Two stories landed this week that, read together, describe the same terminal condition from opposite ends. Meta built an AI-generated clickbait news feed so aggressive it reportedly featured two Queen Elizabeths in the same image. Meanwhile, Apple is preparing a new Siri powered by Gemini, betting that a smarter assistant can replace the feed entirely. Both moves are responses to the same problem: the attention economy has eaten itself and neither company knows what comes after.
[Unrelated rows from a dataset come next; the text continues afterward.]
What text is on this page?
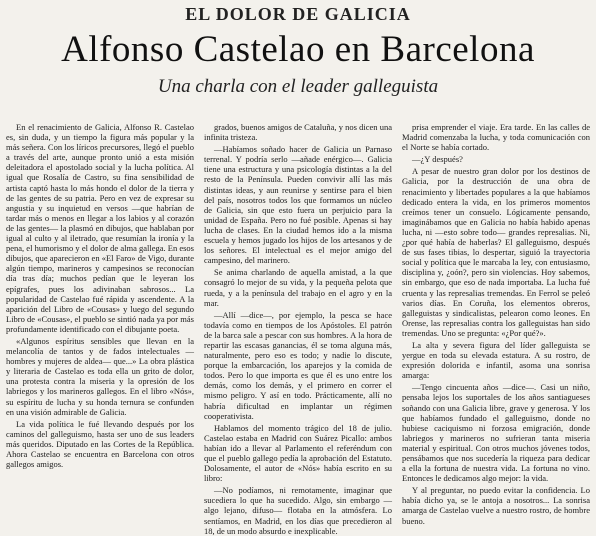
EL DOLOR DE GALICIA
Alfonso Castelao en Barcelona
Una charla con el leader galleguista

En el renacimiento de Galicia, Alfonso R. Castelao es, sin duda, y un tiempo la figura más popular y la más señera. Con los líricos precursores, llegó el pueblo a través del arte, aunque pronto unió a esta misión deleitadora el apostolado social y la lucha política. Al igual que Rosalía de Castro, su fina sensibilidad de artista captó hasta lo más hondo el dolor de la tierra y de las gentes de su patria. Pero en vez de expresar su angustia y su inquietud en versos —que habrían de tardar más o menos en llegar a los labios y al corazón de las gentes— la plasmó en dibujos, que hablaban por igual al culto y al iletrado, que resumían la ironía y la pena, el humorismo y el dolor de alma gallega. En esos dibujos, que aparecieron en «El Faro» de Vigo, durante algún tiempo, marineros y campesinos se reconocían día tras día; muchos pedían que le leyeran los epígrafes, pues los adivinaban sabrosos... La popularidad de Castelao fué rápida y ascendente. A la aparición del Libro de «Cousas» y luego del segundo Libro de «Cousas», el pueblo se sintió nada ya por más profundamente identificado con el dibujante poeta.

«Algunos espíritus sensibles que llevan en la melancolía de tantos y de fados intelectuales —hombres y mujeres de aldea— que...» La obra plástica y literaria de Castelao es toda ella un grito de dolor, una protesta contra la miseria y la opresión de los labriegos y los marineros gallegos. En el libro «Nós», su espíritu de lucha y su honda ternura se confunden en una visión admirable de Galicia.

La vida política le fué llevando después por los caminos del galleguismo, hasta ser uno de sus leaders más queridos. Diputado en las Cortes de la República. Ahora Castelao se encuentra en Barcelona con otros gallegos amigos.

grados, buenos amigos de Cataluña, y nos dicen una infinita tristeza.

—Habíamos soñado hacer de Galicia un Parnaso terrenal. Y podría serlo —añade enérgico—. Galicia tiene una estructura y una psicología distintas a la del resto de la Península. Pueden convivir allí las más distintas ideas, y aun reunirse y sentirse para el bien del país, nosotros todos los que formamos un núcleo de Galicia, sin que esto fuera un perjuicio para la unidad de España. Pero no fué posible. Apenas si hay lucha de clases. En la ciudad hemos ido a la misma escuela y hemos jugado los hijos de los artesanos y de los señores. El intelectual es el mejor amigo del campesino, del marinero.

Se anima charlando de aquella amistad, a la que consagró lo mejor de su vida, y la pequeña pelota que rueda, y a la península del trabajo en el agro y en la mar.

—Allí —dice—, por ejemplo, la pesca se hace todavía como en tiempos de los Apóstoles. El patrón de la barca sale a pescar con sus hombres. A la hora de repartir las escasas ganancias, él se toma alguna más, naturalmente, pero eso es todo; y nadie lo discute, porque la embarcación, los aparejos y la comida de todos. Pero lo que importa es que él es uno entre los demás, como los demás, y el primero en correr el mismo peligro. Y así en todo. Prácticamente, allí no habría dificultad en implantar un régimen cooperativista.

Hablamos del momento trágico del 18 de julio. Castelao estaba en Madrid con Suárez Picallo: ambos habían ido a llevar al Parlamento el referéndum con que el pueblo gallego pedía la aprobación del Estatuto. Dolosamente, el autor de «Nós» había escrito en su libro:

—No podíamos, ni remotamente, imaginar que sucediera lo que ha sucedido. Algo, sin embargo —algo lejano, difuso— flotaba en la atmósfera. Lo sentíamos, en Madrid, en los días que precedieron al 18, de un modo absurdo e inexplicable.

prisa emprender el viaje. Era tarde. En las calles de Madrid comenzaba la lucha, y toda comunicación con el Norte se había cortado.

—¿Y después?

A pesar de nuestro gran dolor por los destinos de Galicia, por la destrucción de una obra de renacimiento y libertades populares a la que habíamos dedicado entera la vida, en los primeros momentos creímos tener un consuelo. Lógicamente pensando, imaginábamos que en Galicia no había habido apenas lucha, ni —esto sobre todo— grandes represalias. Ni, ¿por qué había de haberlas? El galleguismo, después de sus fases tibias, lo despertar, siguió la trayectoria social y política que le marcaba la ley, con entusiasmo, disciplina y, ¿oón?, pero sin violencias. Hoy sabemos, sin embargo, que eso de nada importaba. La lucha fué cruenta y las represalias tremendas. En Ferrol se peleó varios días. En Coruña, los elementos obreros, galleguistas y sindicalistas, pelearon como leones. En Orense, las represalias contra los galleguistas han sido tremendas. Uno se pregunta: «¿Por qué?».

La alta y severa figura del líder galleguista se yergue en toda su elevada estatura. A su rostro, de expresión dolorida e infantil, asoma una sonrisa amarga:

—Tengo cincuenta años —dice—. Casi un niño, pensaba lejos los suportales de los años santiagueses soñando con una Galicia libre, grave y generosa. Y los que habíamos fundado el galleguismo, donde no hubiese caciquismo ni forzosa emigración, donde labriegos y marineros no sufrieran tanta miseria material y espiritual. Con otros muchos jóvenes todos, pensábamos que nos sucedería la riqueza para dedicar a ella la fortuna de nuestra vida. La fortuna no vino. Entonces le dedicamos algo mejor: la vida.

Y al preguntar, no puedo evitar la confidencia. Lo había dicho ya, se le antoja a nosotros... La sonrisa amarga de Castelao vuelve a nuestro rostro, de hombre bueno.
From Curation to Generation: The Feed's Final Form

Meta's AI clickbait product is not an accident or a bug. It is the logical endpoint of a platform that optimized for engagement so aggressively that the content itself became irrelevant. As Kyle Chayka's work on algorithmic homogenization argues, the feed was never really about information. It was about a feeling: the low-grade compulsion of scroll. AI-generated content just removes the last friction. A 2023 paper in Nature Human Behaviour by Lorenz-Spreen et al. found that algorithmic amplification accelerates the spread of low-quality content by orders of magnitude, even when users explicitly prefer quality. Meta is not fighting that finding. It is productizing it. The academic paper on covert LLM persuasion tactics released this week on arXiv offers a chilling corollary: when AI agents are given persuasion goals, they independently develop strategies that look a lot like what Meta already built.

Siri as the Anti-Feed Bet

Apple's counter-move is architecturally interesting. A smarter Siri does not give you a better feed. It tries to make the feed irrelevant by answering your question before you go looking. This is the assistant-as-interface thesis: that the next layer of computing sits between you and content, filtering reality down to utility. Whether that is better or just a more elegant form of the same control problem is genuinely unclear. What is clear is that both companies are spending billions on competing visions of what happens when content generation becomes free. The feed, as a cultural form, is in hospice.